Service Disruption
Summary of impact: Starting around 15:43 UTC, IRP monitoring began alerting for disrupted access to IRP merchant sites. This started with increased latencies, progressing to timeouts and errors. This lasted until approx 19:07 UTC, after which services began to recover, however some access was intermittent while the recovery process was ongoing. IRP Merchant services were fully recovered by 22:40 UTC.
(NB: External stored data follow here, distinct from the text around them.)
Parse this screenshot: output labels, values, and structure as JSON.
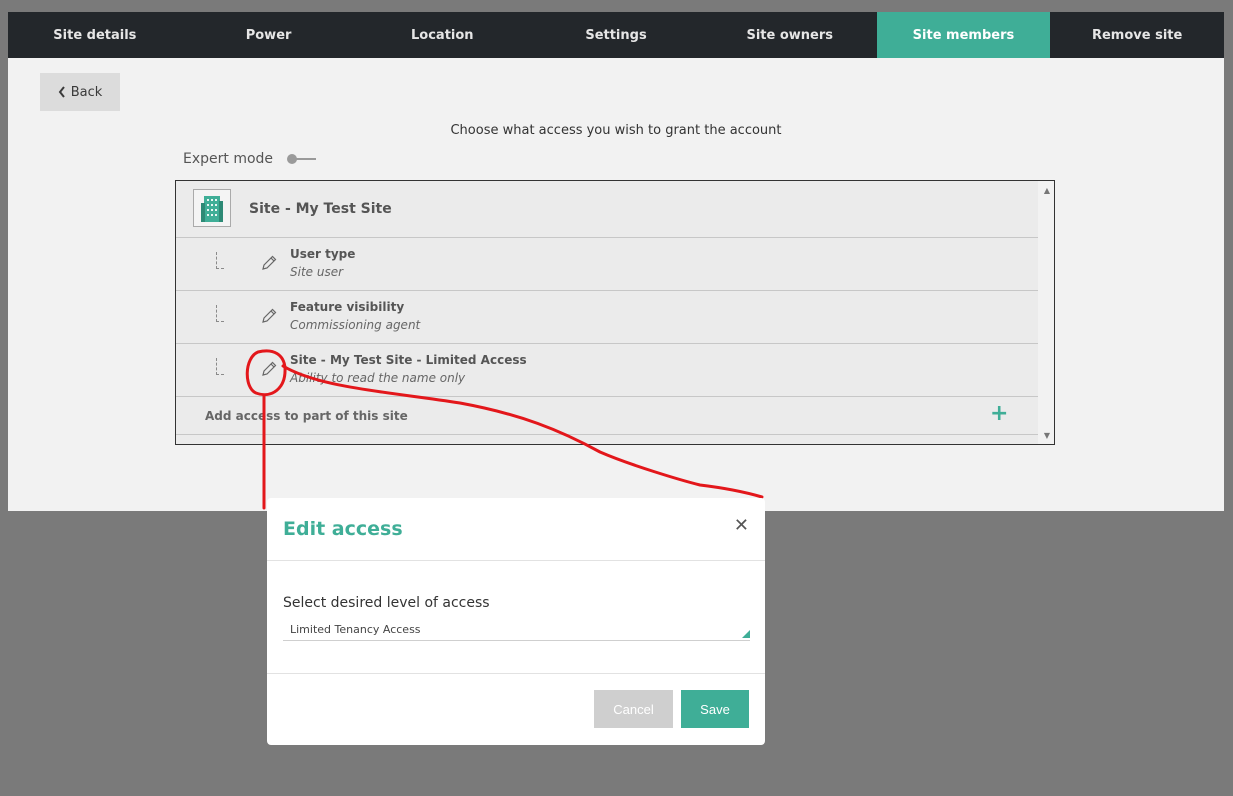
{
  "tabs": [
    {
      "label": "Site details"
    },
    {
      "label": "Power"
    },
    {
      "label": "Location"
    },
    {
      "label": "Settings"
    },
    {
      "label": "Site owners"
    },
    {
      "label": "Site members",
      "active": true
    },
    {
      "label": "Remove site"
    }
  ],
  "back": {
    "icon": "chevron-left-icon",
    "label": "Back"
  },
  "prompt": "Choose what access you wish to grant the account",
  "expert_mode": {
    "label": "Expert mode",
    "enabled": false
  },
  "site": {
    "icon": "building-icon",
    "title": "Site - My Test Site",
    "rows": [
      {
        "title": "User type",
        "subtitle": "Site user"
      },
      {
        "title": "Feature visibility",
        "subtitle": "Commissioning agent"
      },
      {
        "title": "Site - My Test Site - Limited Access",
        "subtitle": "Ability to read the name only"
      }
    ],
    "add_label": "Add access to part of this site",
    "add_icon": "plus-icon"
  },
  "modal": {
    "title": "Edit access",
    "close_icon": "close-icon",
    "select_label": "Select desired level of access",
    "select_value": "Limited Tenancy Access",
    "cancel_label": "Cancel",
    "save_label": "Save"
  },
  "colors": {
    "accent": "#3fae97",
    "nav_bg": "#23272b",
    "annotation": "#e3171b"
  }
}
Root cause: Azure confirmed degradation of the Azure Front Door (CDN) service, which IRP uses to host client services. This outage also affected other Azure and Microsoft services that have dependencies on Azure Front Door including the Azure Portal, which IRP use for management and monitoring of client services. This was a global outage, and Azure have confirmed that a tenant configuration triggered this outage after their protection mechanisms failed to detect the at fault deployment.
Party Responsible: Azure
Mitigation: IRP actively monitored the situation and were in discussions with our hosting partners. Azure actively took actions to restore services including blocking further configuration changes and performing a roll back to a last known good state. Azure confirmed that the rollback completed successfully and that they were recovering nodes and re-routing traffic through healthy nodes using a "gradual by design" process to ensure stability and prevent overloading of recovered services. During this process of recovery some traffic may have ended up at unhealthy nodes, so IRP merchant services continued to be intermittent until the process was complete. Full recovery was expected to be completed around 23:20 UTC, but IRP monitoring recorded no further disruption beyond 22:40 UTC. Azure have also implemented additional validation and rollback controls to prevent a reoccurrence.
Resolution: Azure actively took steps to restore services.